The facility industry is changing as baby boomers are retiring from their careers in facility maintenance, and replacing them is tough. You’ve already had to hire new entry-level technicians to take their place, but it’s often hard to find good talent.
This is a common problem many facility managers face when building new teams or filling gaps from turnover. To make matters worse, many facility managers often feel that their new team members are underprepared for the tasks and need more on-boarding than a trainer has time for.
There’s two ways to make sure your new hires are prepared, and both of those reasons have to do with how you manage your buildings and team.
TAKE THE INITIATIVE TO TEACH Your new facility managers
If you want to hire an entry-level car mechanic, you call teachers at the surrounding automotive programs to see who’s graduating this year. But if you want an entry-level FM technician, you probably don’t have any local certificate or technical programs to reach out to, much less hire from.
Formal education options for aspiring FM students are rare, even though most of the positions involve a substantial amount of responsibility, such as following budgets, coordinating people, managing expensive assets and wielding heavy machinery. Some four-years campuses and technical colleges have created courses for a facility management certificate, which teach basic computer literacy, project management, workplace safety, the basics of HVAC and how to document asset maintenance. Yet these programs are newer, provide minimal technical training and aren’t wide-spread.
Even if an aspiring FM takes these courses, future FMs need some level of maintenance experience. For instance, they need to be able to confidently work on electrical, plumbing and process systems, in addition to meeting physical requirements and being able to work collaboratively with other departments. The best way for candidates to gain this experience it to work in the field before climbing the ladder to management, whether that be through internships or a part- or full-time technician role. Finding a mentor is also important for these inexperienced candidates, because, while the internet is full of answers, one-on-one teaching is sometimes the easiest way to learn technical skills.

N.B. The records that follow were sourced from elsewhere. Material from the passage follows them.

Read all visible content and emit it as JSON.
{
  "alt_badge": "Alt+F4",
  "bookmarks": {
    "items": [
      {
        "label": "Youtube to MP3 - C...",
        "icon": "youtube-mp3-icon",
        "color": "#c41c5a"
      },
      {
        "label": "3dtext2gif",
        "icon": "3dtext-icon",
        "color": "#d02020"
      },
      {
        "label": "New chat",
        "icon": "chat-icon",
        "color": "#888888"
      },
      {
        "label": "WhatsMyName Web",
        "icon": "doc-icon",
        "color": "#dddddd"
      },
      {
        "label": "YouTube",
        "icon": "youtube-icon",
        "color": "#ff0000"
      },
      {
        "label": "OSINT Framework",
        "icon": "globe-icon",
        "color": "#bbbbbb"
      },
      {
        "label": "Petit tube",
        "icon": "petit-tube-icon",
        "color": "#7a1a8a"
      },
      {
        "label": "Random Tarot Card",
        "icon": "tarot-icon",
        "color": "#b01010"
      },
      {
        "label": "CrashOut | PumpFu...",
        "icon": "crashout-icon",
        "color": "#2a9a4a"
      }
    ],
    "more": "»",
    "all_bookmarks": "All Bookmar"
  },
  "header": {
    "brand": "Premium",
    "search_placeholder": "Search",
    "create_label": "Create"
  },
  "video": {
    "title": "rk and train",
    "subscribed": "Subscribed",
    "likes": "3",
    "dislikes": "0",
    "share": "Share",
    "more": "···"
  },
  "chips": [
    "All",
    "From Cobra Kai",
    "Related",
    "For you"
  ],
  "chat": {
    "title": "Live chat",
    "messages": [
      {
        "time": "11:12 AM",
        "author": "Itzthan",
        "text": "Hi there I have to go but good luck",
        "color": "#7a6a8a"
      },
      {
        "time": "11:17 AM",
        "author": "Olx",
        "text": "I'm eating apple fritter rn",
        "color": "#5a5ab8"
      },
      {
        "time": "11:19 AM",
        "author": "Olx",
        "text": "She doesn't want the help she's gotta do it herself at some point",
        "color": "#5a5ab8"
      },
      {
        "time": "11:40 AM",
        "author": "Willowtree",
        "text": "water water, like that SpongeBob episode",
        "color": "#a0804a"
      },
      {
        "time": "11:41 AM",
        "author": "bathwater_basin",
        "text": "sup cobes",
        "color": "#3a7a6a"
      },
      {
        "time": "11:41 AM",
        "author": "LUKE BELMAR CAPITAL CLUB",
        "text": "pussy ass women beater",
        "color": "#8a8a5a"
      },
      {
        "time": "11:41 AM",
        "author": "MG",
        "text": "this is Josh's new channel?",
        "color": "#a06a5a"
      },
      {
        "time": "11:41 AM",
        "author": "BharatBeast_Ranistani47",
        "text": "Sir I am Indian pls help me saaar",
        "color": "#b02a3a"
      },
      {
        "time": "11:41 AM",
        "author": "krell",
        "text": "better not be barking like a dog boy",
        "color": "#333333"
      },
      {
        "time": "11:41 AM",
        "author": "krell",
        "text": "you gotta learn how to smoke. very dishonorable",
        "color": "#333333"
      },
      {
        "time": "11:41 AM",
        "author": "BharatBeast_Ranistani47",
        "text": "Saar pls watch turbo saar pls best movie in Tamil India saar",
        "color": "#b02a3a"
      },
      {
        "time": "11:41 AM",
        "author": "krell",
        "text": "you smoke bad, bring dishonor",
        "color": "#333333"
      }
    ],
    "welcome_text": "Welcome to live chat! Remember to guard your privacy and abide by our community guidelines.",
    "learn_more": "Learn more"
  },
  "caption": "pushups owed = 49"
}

Give your fm TEAM the Knowledge and Tools to Succeed
Another reason it’s been difficult to get new teammates up to speed is because they can’t easily find and access the resources they need to succeed, such as floor plans, asset locations, preventative maintenance plans and equipment makes and models. The easiest way to provide organized, ready to reference resources is by recording all your building's data and documentation in a facility management software (FMS).
Getting that information together can seem like a large overhaul, since collecting space and asset data can be time consuming, but FMS partners, such as AkitaBox, provide data collection services so your team doesn’t have yet another thing to do. Once the data has been collected, all your assets will be plotted on a digital floor plan, which can be viewed anywhere by your employees since it’s a browser-based software, and you can easily link maintenance documentation to assets.
The workflow in a FMS means you can schedule work orders for your team members to complete and, attached to the work order, is all the asset information they need to know. For instance, if they need to replace a machine belt, they can see when and by whom the last replacement was done and how to install it by referencing the O&M document linked to the asset. All the information they need to do their job is at their fingertips, so that means fewer basic questions, less time researching and more time working.
Knowing these things doesn't solve the problems you have right this moment, and, while there are things you can do in your department, bigger changes need to happen in the industry. Then you’re hiring applicants, make sure they understand they’ll learn a lot on the job and provide them with the resources they need to succeed.